The Winnipeg General Strike 18 years prior was the largest strike in Canadian history, with more than 30,000 workers leaving their jobs, leading to factories, shops, transit and city services shutting down. But the job action, which resulted in arrests, injuries and the deaths of two protestors, did not immediately succeed in empowering workers and improving job conditions.

On the table in Oshawa were demands for seniority, a grievance process, an eight-hour day, higher pay, and recognition of their union, now Unifor222. All but the latter were granted when the Ontario government and Premier Mitch Hepburn capitulated on April 23.

During the strike, General Motors and Premier Hepburn collaborated to break the strike by deputizing and arming a gang of 400 strike-breakers and urging the federal government to send in the RCMP.

Photo Oshawa Museum 

The force, officially called a voluntary police force, was derisively known as ‘Hepburn’s Hussars’ or the ‘Sons of Mitches.’ Oshawa Mayor Alex Hall refused to allow the RCMP to act and Prime Minister William Lyon Mackenzie King, who butted heads with Hepburn throughout his tenure, refused to send them.

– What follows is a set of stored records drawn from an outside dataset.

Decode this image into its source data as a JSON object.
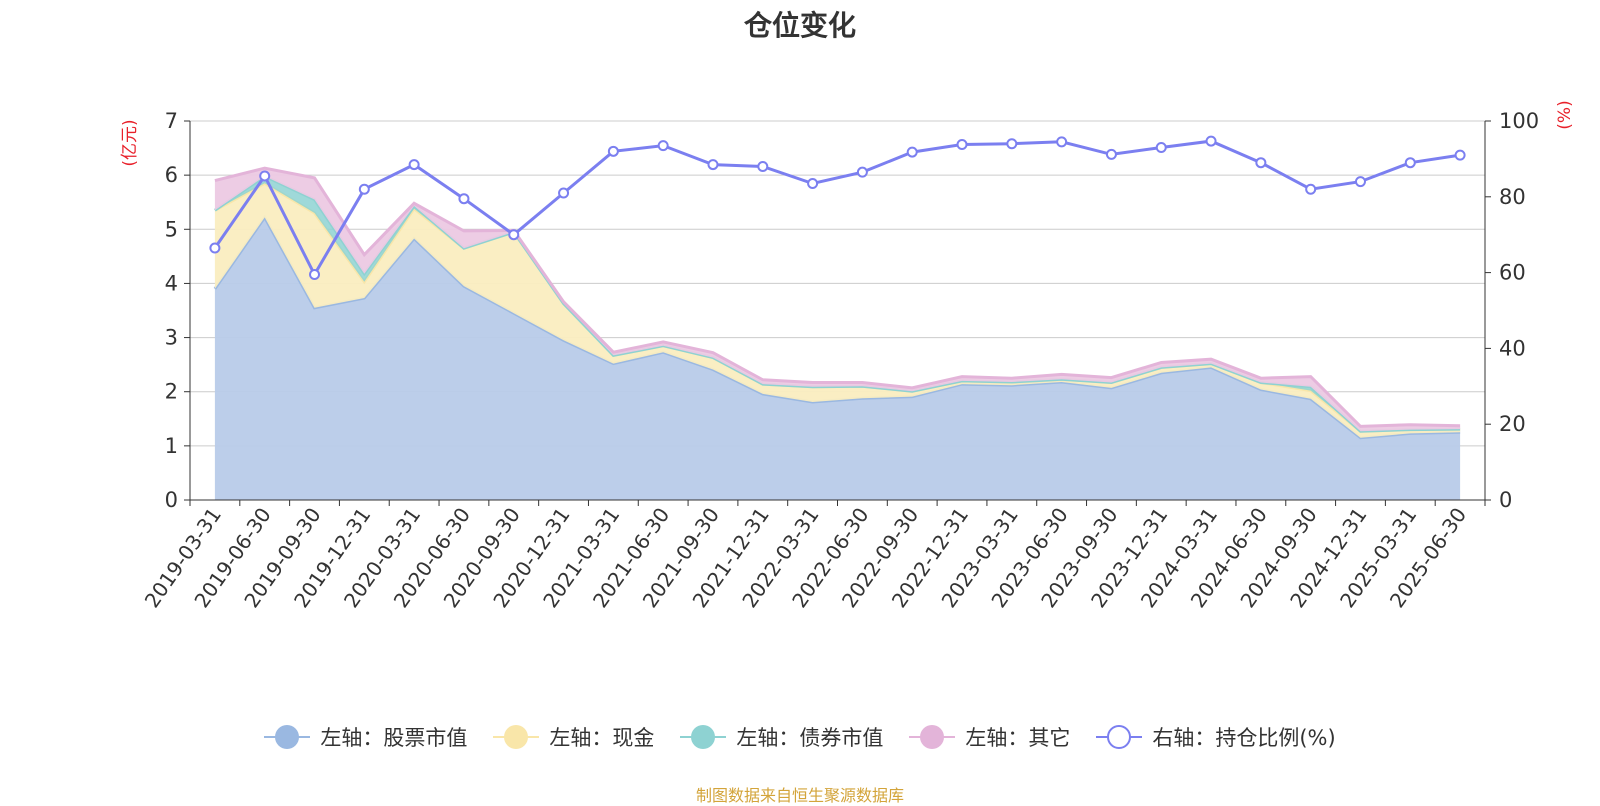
{
  "title": "仓位变化",
  "source": "制图数据来自恒生聚源数据库",
  "colors": {
    "stock": "#9ab8e1",
    "stock_fill": "#b8cbe9",
    "cash": "#f9e6a9",
    "cash_fill": "#faedc0",
    "bond": "#8ed2d2",
    "other": "#e3b4d9",
    "other_fill": "#ecc9e3",
    "ratio": "#7b7ff0",
    "axis_unit": "#e8202a",
    "source": "#d3a43a",
    "grid": "#cccccc",
    "axis": "#333333"
  },
  "legend": [
    {
      "label": "左轴：股票市值",
      "key": "stock"
    },
    {
      "label": "左轴：现金",
      "key": "cash"
    },
    {
      "label": "左轴：债券市值",
      "key": "bond"
    },
    {
      "label": "左轴：其它",
      "key": "other"
    },
    {
      "label": "右轴：持仓比例(%)",
      "key": "ratio"
    }
  ],
  "chart_data": {
    "type": "area",
    "title": "仓位变化",
    "x": [
      "2019-03-31",
      "2019-06-30",
      "2019-09-30",
      "2019-12-31",
      "2020-03-31",
      "2020-06-30",
      "2020-09-30",
      "2020-12-31",
      "2021-03-31",
      "2021-06-30",
      "2021-09-30",
      "2021-12-31",
      "2022-03-31",
      "2022-06-30",
      "2022-09-30",
      "2022-12-31",
      "2023-03-31",
      "2023-06-30",
      "2023-09-30",
      "2023-12-31",
      "2024-03-31",
      "2024-06-30",
      "2024-09-30",
      "2024-12-31",
      "2025-03-31",
      "2025-06-30"
    ],
    "y_left": {
      "unit": "(亿元)",
      "ylim": [
        0,
        7
      ],
      "ticks": [
        0,
        1,
        2,
        3,
        4,
        5,
        6,
        7
      ]
    },
    "y_right": {
      "unit": "(%)",
      "ylim": [
        0,
        100
      ],
      "ticks": [
        0,
        20,
        40,
        60,
        80,
        100
      ]
    },
    "stacked": true,
    "grid": true,
    "legend_position": "bottom",
    "series": [
      {
        "name": "左轴：股票市值",
        "axis": "left",
        "type": "area",
        "values": [
          3.9,
          5.22,
          3.55,
          3.73,
          4.83,
          3.95,
          3.45,
          2.95,
          2.52,
          2.73,
          2.41,
          1.96,
          1.81,
          1.88,
          1.91,
          2.14,
          2.12,
          2.18,
          2.07,
          2.35,
          2.45,
          2.04,
          1.87,
          1.15,
          1.23,
          1.25
        ]
      },
      {
        "name": "左轴：现金",
        "axis": "left",
        "type": "area",
        "values": [
          1.45,
          0.63,
          1.75,
          0.3,
          0.55,
          0.7,
          1.5,
          0.68,
          0.15,
          0.12,
          0.22,
          0.18,
          0.28,
          0.22,
          0.1,
          0.06,
          0.06,
          0.05,
          0.1,
          0.1,
          0.07,
          0.13,
          0.15,
          0.12,
          0.07,
          0.06
        ]
      },
      {
        "name": "左轴：债券市值",
        "axis": "left",
        "type": "area",
        "values": [
          0,
          0.13,
          0.25,
          0.15,
          0.05,
          0,
          0,
          0,
          0,
          0,
          0,
          0,
          0,
          0,
          0,
          0,
          0,
          0,
          0,
          0,
          0,
          0,
          0.07,
          0,
          0,
          0
        ]
      },
      {
        "name": "左轴：其它",
        "axis": "left",
        "type": "area",
        "values": [
          0.55,
          0.15,
          0.4,
          0.35,
          0.05,
          0.32,
          0.03,
          0.03,
          0.06,
          0.07,
          0.09,
          0.08,
          0.08,
          0.07,
          0.06,
          0.08,
          0.07,
          0.09,
          0.09,
          0.09,
          0.08,
          0.08,
          0.19,
          0.09,
          0.09,
          0.06
        ]
      },
      {
        "name": "右轴：持仓比例(%)",
        "axis": "right",
        "type": "line",
        "values": [
          66.5,
          85.5,
          59.5,
          82,
          88.5,
          79.5,
          70,
          81,
          92,
          93.5,
          88.5,
          88,
          83.5,
          86.5,
          91.8,
          93.8,
          94,
          94.5,
          91.2,
          93,
          94.7,
          89,
          82,
          84,
          89,
          91
        ]
      }
    ]
  }
}
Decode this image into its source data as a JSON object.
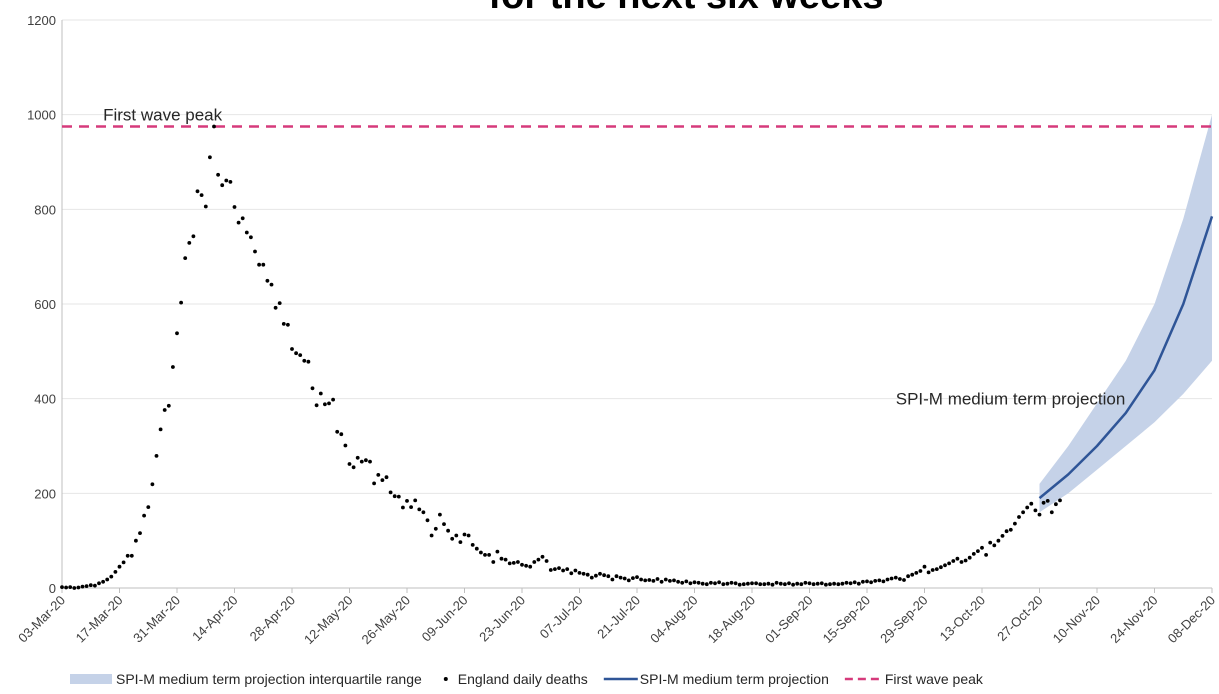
{
  "chart_data": {
    "type": "scatter",
    "title": "for the next six weeks",
    "x_tick_labels": [
      "03-Mar-20",
      "17-Mar-20",
      "31-Mar-20",
      "14-Apr-20",
      "28-Apr-20",
      "12-May-20",
      "26-May-20",
      "09-Jun-20",
      "23-Jun-20",
      "07-Jul-20",
      "21-Jul-20",
      "04-Aug-20",
      "18-Aug-20",
      "01-Sep-20",
      "15-Sep-20",
      "29-Sep-20",
      "13-Oct-20",
      "27-Oct-20",
      "10-Nov-20",
      "24-Nov-20",
      "08-Dec-20"
    ],
    "y_tick_labels": [
      "0",
      "200",
      "400",
      "600",
      "800",
      "1000",
      "1200"
    ],
    "ylim": [
      0,
      1200
    ],
    "xlim": [
      "03-Mar-20",
      "08-Dec-20"
    ],
    "grid": "horizontal",
    "legend_position": "bottom",
    "annotations": [
      {
        "text": "First wave peak",
        "x": "13-Mar-20",
        "y": 1000
      },
      {
        "text": "SPI-M medium term projection",
        "x": "22-Sep-20",
        "y": 400
      }
    ],
    "legend": [
      {
        "label": "SPI-M medium term projection interquartile range",
        "kind": "band"
      },
      {
        "label": "England daily deaths",
        "kind": "dot"
      },
      {
        "label": "SPI-M medium term projection",
        "kind": "line"
      },
      {
        "label": "First wave peak",
        "kind": "dashed"
      }
    ],
    "first_wave_peak": 975,
    "deaths": {
      "start_date": "03-Mar-20",
      "values": [
        2,
        1,
        2,
        0,
        1,
        3,
        4,
        6,
        5,
        10,
        13,
        18,
        24,
        34,
        45,
        54,
        68,
        68,
        100,
        116,
        153,
        171,
        219,
        279,
        335,
        376,
        385,
        467,
        538,
        603,
        697,
        729,
        743,
        838,
        830,
        806,
        910,
        975,
        873,
        851,
        861,
        858,
        805,
        772,
        781,
        751,
        741,
        711,
        683,
        683,
        649,
        641,
        592,
        602,
        558,
        556,
        505,
        496,
        492,
        480,
        478,
        422,
        386,
        411,
        388,
        390,
        398,
        330,
        325,
        301,
        262,
        255,
        275,
        267,
        270,
        267,
        221,
        239,
        228,
        234,
        202,
        194,
        193,
        170,
        184,
        171,
        185,
        166,
        160,
        143,
        111,
        125,
        155,
        135,
        121,
        104,
        111,
        97,
        113,
        111,
        91,
        83,
        75,
        70,
        70,
        55,
        77,
        62,
        60,
        52,
        53,
        55,
        49,
        47,
        45,
        55,
        60,
        66,
        57,
        38,
        40,
        42,
        37,
        40,
        31,
        37,
        32,
        30,
        28,
        22,
        26,
        30,
        27,
        25,
        18,
        25,
        22,
        20,
        16,
        21,
        23,
        18,
        16,
        17,
        15,
        19,
        13,
        18,
        15,
        16,
        13,
        11,
        14,
        10,
        12,
        11,
        9,
        8,
        11,
        10,
        12,
        8,
        9,
        11,
        10,
        7,
        8,
        9,
        10,
        10,
        8,
        8,
        9,
        7,
        11,
        9,
        8,
        10,
        7,
        9,
        8,
        11,
        10,
        8,
        9,
        10,
        7,
        8,
        9,
        8,
        9,
        11,
        10,
        12,
        9,
        13,
        14,
        12,
        15,
        16,
        14,
        18,
        20,
        22,
        19,
        17,
        25,
        28,
        32,
        36,
        45,
        33,
        38,
        40,
        44,
        48,
        52,
        57,
        62,
        55,
        58,
        64,
        72,
        78,
        85,
        70,
        96,
        90,
        100,
        110,
        120,
        123,
        136,
        150,
        160,
        170,
        178,
        164,
        155,
        180,
        184,
        160,
        177,
        185
      ]
    },
    "projection": {
      "x": [
        "27-Oct-20",
        "03-Nov-20",
        "10-Nov-20",
        "17-Nov-20",
        "24-Nov-20",
        "01-Dec-20",
        "08-Dec-20"
      ],
      "median": [
        190,
        240,
        300,
        370,
        460,
        600,
        785
      ],
      "lower": [
        160,
        200,
        250,
        300,
        350,
        410,
        480
      ],
      "upper": [
        220,
        300,
        390,
        480,
        600,
        780,
        1000
      ]
    },
    "colors": {
      "dots": "#000000",
      "projection_line": "#2F5597",
      "band": "#C5D2E8",
      "peak_line": "#D63A7B",
      "grid": "#e6e6e6",
      "axis": "#bfbfbf",
      "text": "#404040"
    }
  }
}
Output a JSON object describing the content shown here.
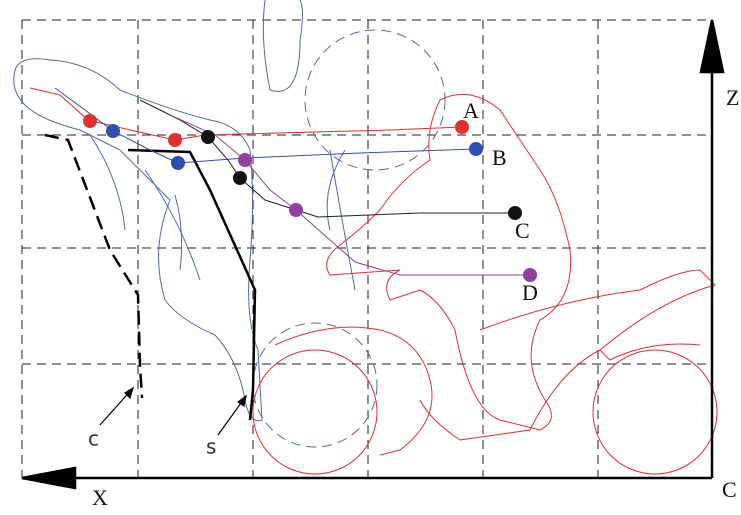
{
  "axes": {
    "vertical": "Z",
    "horizontal": "X",
    "origin": "C"
  },
  "trajectories": [
    {
      "label": "A"
    },
    {
      "label": "B"
    },
    {
      "label": "C"
    },
    {
      "label": "D"
    }
  ],
  "curves": [
    {
      "label": "c"
    },
    {
      "label": "s"
    }
  ]
}
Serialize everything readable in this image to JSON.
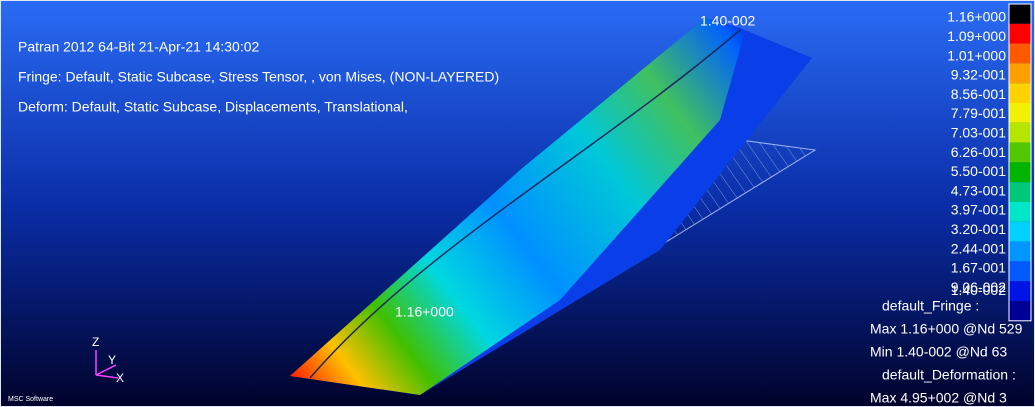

After two weeks an agreement was reached.

Hepburn was known as a pro-labour Liberal (he would later form a Liberal-Labour alliance with the Communist Party of Canada) but he was also anti-union and professed a “deep concern” about radicals among Oshawa’s auto workers.

During the strike about 100 women, all waving Union Jacks and booing workers crossing the lines picketed GM’s offices after claims were made that communists were dominating the strike. Joe Salsberg, the trade union director of the Communist Party, was one of the leading organizers of the Oshawa Strike.

The two-page agreement signed on April 23, 1937 met most of the workers’ demands. The exception was formal recognition of the United Auto Workers union: this didn’t happen until 1943, though in practice the strike established the union as a powerful force that the company has had to deal with for the past 85 years.